Ho conosciuto Umberto Veronesi nel marzo 2006, a mia moglie era stato diagnosticato un carcinoma mammario bilaterale con 9 metastasi e non la prendemmo bene

Di Giancarlo Dimaggio

Pubblicato il 11 Nov. 2016

Ho conosciuto Umberto Veronesi nel marzo 2006. Sarà stato il 15, giorno più, giorno meno. Una settimana prima a mia moglie era stato diagnosticato un carcinoma mammario bilaterale con nove metastasi epatiche. Non la prendemmo come una bella notizia.

Mia figlia aveva tre anni e mezzo, mio figlio quattro mesi e mia moglie lo allattava, cosa che la faceva sentire benissimo, non ci avrebbe rinunciato per nulla al mondo. I primi giorni furono carichi di un’angoscia senza fine, come è lecito aspettarsi. Gli amici e i colleghi di allora furono preziosi e di aiuto oltre l’immaginabile e il fatto che il mio percorso personale e professionale si sia separato da quello di molti di loro non altera la gratitudine per l’aiuto che mi hanno dato.

Una settimana dopo mia moglie Anna e io ci troviamo nello studio di Milano, carichi di ogni sorta di esame strumentale e pronti a ricevere una sentenza di morte. Non sembri un’iperbole, di quello si trattava. Entriamo con una mezz’ora di ritardo, eravamo preparati ad attendere molto più a lungo.

Veronesi ci accoglie con gentilezza e a me fa subito un’impressione che nessuno mi aveva mai suscitato. “Quest’uomo irradia luce” penso. Una forza positiva, un carisma che non pensavo esistessero. Avevo letto descrizioni simili sui libri che parlano di eroi o capi amati dal popolo, ma che io potessi pensarlo di qualcuno che mi fossi trovato di fronte non l’avevo messo in conto.

Senza parlare granché, mi pare inforcando gli occhiali, ma posso sbagliare, consulta i referti. Ci pensa un po’. In quei momenti ogni secondo si divide all’infinito. Poi ci chiede, rivolgendosi soprattutto ad Anna: “Perché siete venuti qui?”. Nessuno dei due fa in tempo a formulare una risposta sensata prima che lui risponda da solo: “Perché vi hanno detto che bisogna fare qualcosa”. Vero. Ma in realtà pensavamo di sentirci dire che la situazione era tragica. Non l’avevamo articolata nei termini di “bisogna fare qualcosa”. E risponde alla domanda che ci aveva suggerito e che né io né mia moglie avevamo contestato: “E faremo qualcosa”. Ci spiega i vari passi da affrontare, le opzioni terapeutiche a disposizione e gli strumenti che avremmo potuto usare se proprio i primi interventi non fossero stati risolutivi. Conclude con un: “Lo mettiamo a posto”. Mi stringe la mano e poi rivolge ad Anna un sorriso che comprende l’universo e l’abbraccia.

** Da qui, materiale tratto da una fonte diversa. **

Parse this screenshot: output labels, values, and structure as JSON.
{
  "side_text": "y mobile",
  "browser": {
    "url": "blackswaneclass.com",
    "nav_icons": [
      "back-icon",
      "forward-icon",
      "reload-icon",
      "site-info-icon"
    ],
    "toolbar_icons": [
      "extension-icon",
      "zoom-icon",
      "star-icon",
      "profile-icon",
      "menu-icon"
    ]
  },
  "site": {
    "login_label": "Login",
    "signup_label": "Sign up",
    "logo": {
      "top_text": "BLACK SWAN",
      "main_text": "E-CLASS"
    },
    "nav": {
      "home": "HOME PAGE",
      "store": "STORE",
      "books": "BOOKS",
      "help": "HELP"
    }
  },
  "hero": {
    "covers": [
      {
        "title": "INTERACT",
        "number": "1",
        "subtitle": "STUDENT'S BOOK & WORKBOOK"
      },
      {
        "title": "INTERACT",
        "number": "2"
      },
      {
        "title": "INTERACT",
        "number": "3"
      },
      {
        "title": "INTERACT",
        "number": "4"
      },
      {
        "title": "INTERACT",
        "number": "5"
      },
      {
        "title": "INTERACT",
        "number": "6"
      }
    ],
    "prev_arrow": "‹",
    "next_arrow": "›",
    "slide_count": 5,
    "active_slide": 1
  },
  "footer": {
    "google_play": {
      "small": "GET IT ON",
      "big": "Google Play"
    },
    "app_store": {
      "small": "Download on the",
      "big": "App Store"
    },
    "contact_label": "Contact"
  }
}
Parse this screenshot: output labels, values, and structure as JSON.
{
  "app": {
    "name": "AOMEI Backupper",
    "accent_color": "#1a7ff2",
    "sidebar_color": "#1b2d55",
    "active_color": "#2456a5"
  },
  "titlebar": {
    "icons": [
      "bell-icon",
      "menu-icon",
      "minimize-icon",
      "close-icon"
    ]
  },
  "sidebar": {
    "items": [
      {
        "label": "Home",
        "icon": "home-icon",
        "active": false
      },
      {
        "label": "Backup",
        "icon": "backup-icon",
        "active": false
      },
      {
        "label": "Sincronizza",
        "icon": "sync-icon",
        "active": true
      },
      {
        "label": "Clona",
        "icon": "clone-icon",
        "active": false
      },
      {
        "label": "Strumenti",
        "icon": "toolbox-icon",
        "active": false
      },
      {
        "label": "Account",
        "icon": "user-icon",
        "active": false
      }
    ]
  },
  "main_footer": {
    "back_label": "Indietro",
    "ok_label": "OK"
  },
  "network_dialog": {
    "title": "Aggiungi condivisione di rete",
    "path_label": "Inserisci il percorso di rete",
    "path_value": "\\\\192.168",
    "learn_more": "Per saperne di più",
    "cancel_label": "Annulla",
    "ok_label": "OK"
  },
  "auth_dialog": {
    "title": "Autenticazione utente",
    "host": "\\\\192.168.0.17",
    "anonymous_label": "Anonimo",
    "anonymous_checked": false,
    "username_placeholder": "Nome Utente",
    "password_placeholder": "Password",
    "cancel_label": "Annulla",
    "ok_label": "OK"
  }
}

Usciamo dallo studio increduli. Entriamo per ricevere una sentenza di morte, usciamo a prenderci un gelato enorme per le vie del centro di Milano.

Tra speranze, angosce e strazi mia moglie sopravvisse tre anni e tre mesi, in realtà più di quanto era ragionevolmente immaginabile data la gravità della situazione di partenza. Per qualche momento fu anche dichiarata guarita e così sarebbe stato se le cellule tumorali non avessero colonizzato il cervello.

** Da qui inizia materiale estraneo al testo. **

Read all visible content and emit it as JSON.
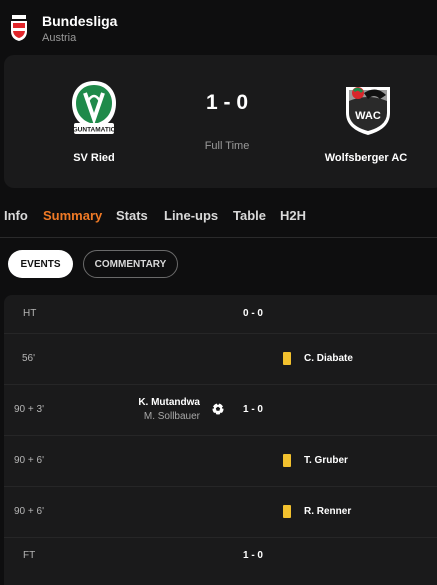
{
  "league": {
    "name": "Bundesliga",
    "country": "Austria"
  },
  "match": {
    "home": {
      "name": "SV Ried",
      "logo_text": "GUNTAMATIC"
    },
    "away": {
      "name": "Wolfsberger AC",
      "logo_text": "WAC"
    },
    "score": "1 - 0",
    "status": "Full Time"
  },
  "tabs": [
    {
      "label": "Info"
    },
    {
      "label": "Summary"
    },
    {
      "label": "Stats"
    },
    {
      "label": "Line-ups"
    },
    {
      "label": "Table"
    },
    {
      "label": "H2H"
    }
  ],
  "active_tab": "Summary",
  "filters": {
    "events": "EVENTS",
    "commentary": "COMMENTARY"
  },
  "events": [
    {
      "minute": "HT",
      "score": "0 - 0"
    },
    {
      "minute": "56'",
      "type": "yellow-card",
      "player": "C. Diabate"
    },
    {
      "minute": "90 + 3'",
      "type": "goal",
      "scorer": "K. Mutandwa",
      "assist": "M. Sollbauer",
      "score": "1 - 0"
    },
    {
      "minute": "90 + 6'",
      "type": "yellow-card",
      "player": "T. Gruber"
    },
    {
      "minute": "90 + 6'",
      "type": "yellow-card",
      "player": "R. Renner"
    },
    {
      "minute": "FT",
      "score": "1 - 0"
    }
  ],
  "colors": {
    "accent": "#f07a26",
    "yellow_card": "#f2c12e",
    "background": "#0e0e0f",
    "card": "#1a1a1b"
  }
}
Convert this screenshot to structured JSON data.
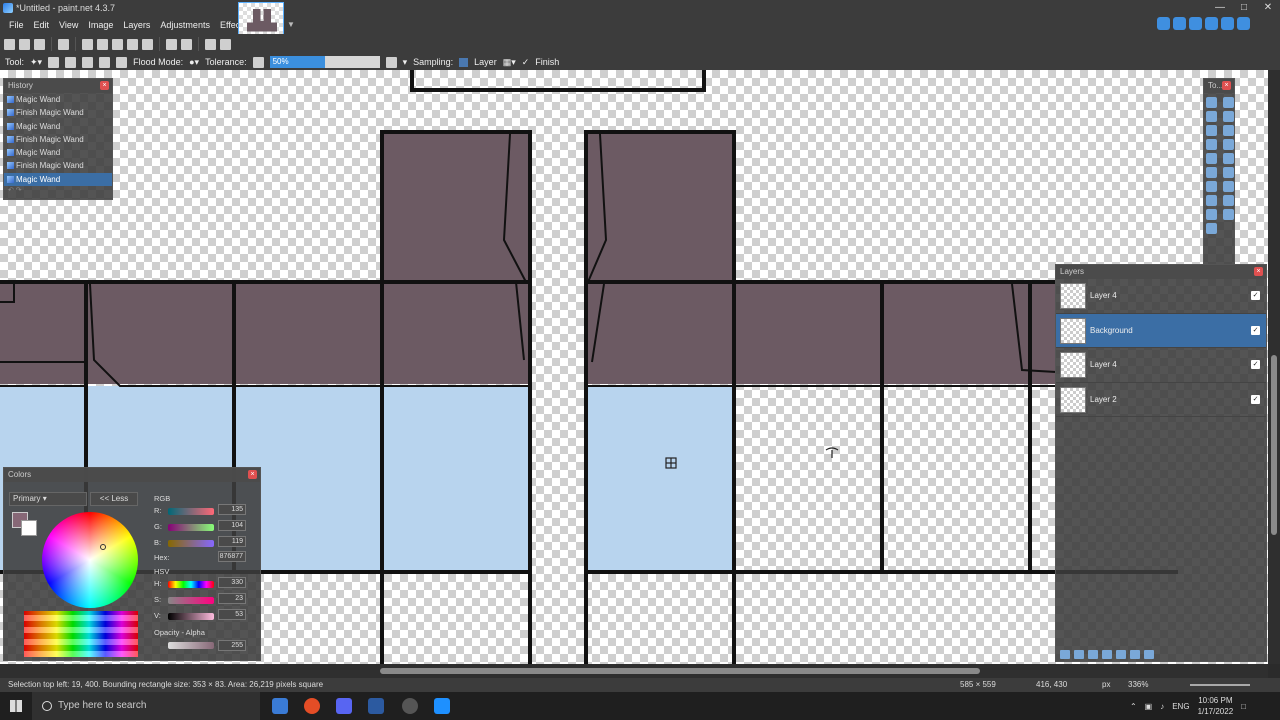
{
  "app": {
    "title": "*Untitled - paint.net 4.3.7"
  },
  "menu": [
    "File",
    "Edit",
    "View",
    "Image",
    "Layers",
    "Adjustments",
    "Effects"
  ],
  "toolbar2": {
    "tool_label": "Tool:",
    "flood_mode_label": "Flood Mode:",
    "tolerance_label": "Tolerance:",
    "tolerance_value": "50%",
    "tolerance_fraction": 0.5,
    "sampling_label": "Sampling:",
    "sampling_value": "Layer",
    "finish_label": "Finish"
  },
  "history": {
    "title": "History",
    "items": [
      "Magic Wand",
      "Finish Magic Wand",
      "Magic Wand",
      "Finish Magic Wand",
      "Magic Wand",
      "Finish Magic Wand",
      "Magic Wand"
    ],
    "selected_index": 6
  },
  "tools_panel": {
    "title": "To..."
  },
  "layers": {
    "title": "Layers",
    "items": [
      {
        "name": "Layer 4",
        "visible": true,
        "selected": false
      },
      {
        "name": "Background",
        "visible": true,
        "selected": true
      },
      {
        "name": "Layer 4",
        "visible": true,
        "selected": false
      },
      {
        "name": "Layer 2",
        "visible": true,
        "selected": false
      }
    ]
  },
  "colors": {
    "title": "Colors",
    "mode": "Primary",
    "less_button": "<< Less",
    "rgb_label": "RGB",
    "r_label": "R:",
    "r_value": "135",
    "g_label": "G:",
    "g_value": "104",
    "b_label": "B:",
    "b_value": "119",
    "hex_label": "Hex:",
    "hex_value": "876877",
    "hsv_label": "HSV",
    "h_label": "H:",
    "h_value": "330",
    "s_label": "S:",
    "s_value": "23",
    "v_label": "V:",
    "v_value": "53",
    "opacity_label": "Opacity - Alpha",
    "opacity_value": "255",
    "primary_color": "#876877",
    "secondary_color": "#ffffff"
  },
  "status": {
    "selection_text": "Selection top left: 19, 400. Bounding rectangle size: 353 × 83. Area: 26,219 pixels square",
    "image_size": "585 × 559",
    "cursor_pos": "416, 430",
    "unit": "px",
    "zoom": "336%"
  },
  "taskbar": {
    "search_placeholder": "Type here to search",
    "language": "ENG",
    "time": "10:06 PM",
    "date": "1/17/2022"
  },
  "colors_theme": {
    "selection_blue": "#b8d4ee",
    "tile_fill": "#6c5a63",
    "accent": "#3b8fde"
  }
}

A posteriori si potrebbe dire che non lo mettemmo a posto.

Ma io da quell’incontro sono uscito cambiato per sempre, come persona e, soprattutto, come psicoterapeuta.

Veronesi aveva di fronte una paziente affetta da una malattia grave, al limite della curabilità. Eppure ci lasciò un messaggio che era solo speranza e azione. Niente metafore belliche: è una guerra, bisogna lottare. Parole semplici invece, orientate al futuro, ottimistiche, frasi che indicavano azione.

Di comunicazione realistica solo l’ombra. Ed è quello stile che consentì a me e mia moglie di respirare e di sopportare i primi mesi della malattia, fino a che non vedemmo che di fatto le cure stavano facendo un effetto pazzesco (per una lunga prima fase la risposta fu eccezionale e quindi noi vivevamo). Stampato nella mia mente, il volto e la presenza – era anche molto alto, lo dice uno di 1,86 – di Veronesi.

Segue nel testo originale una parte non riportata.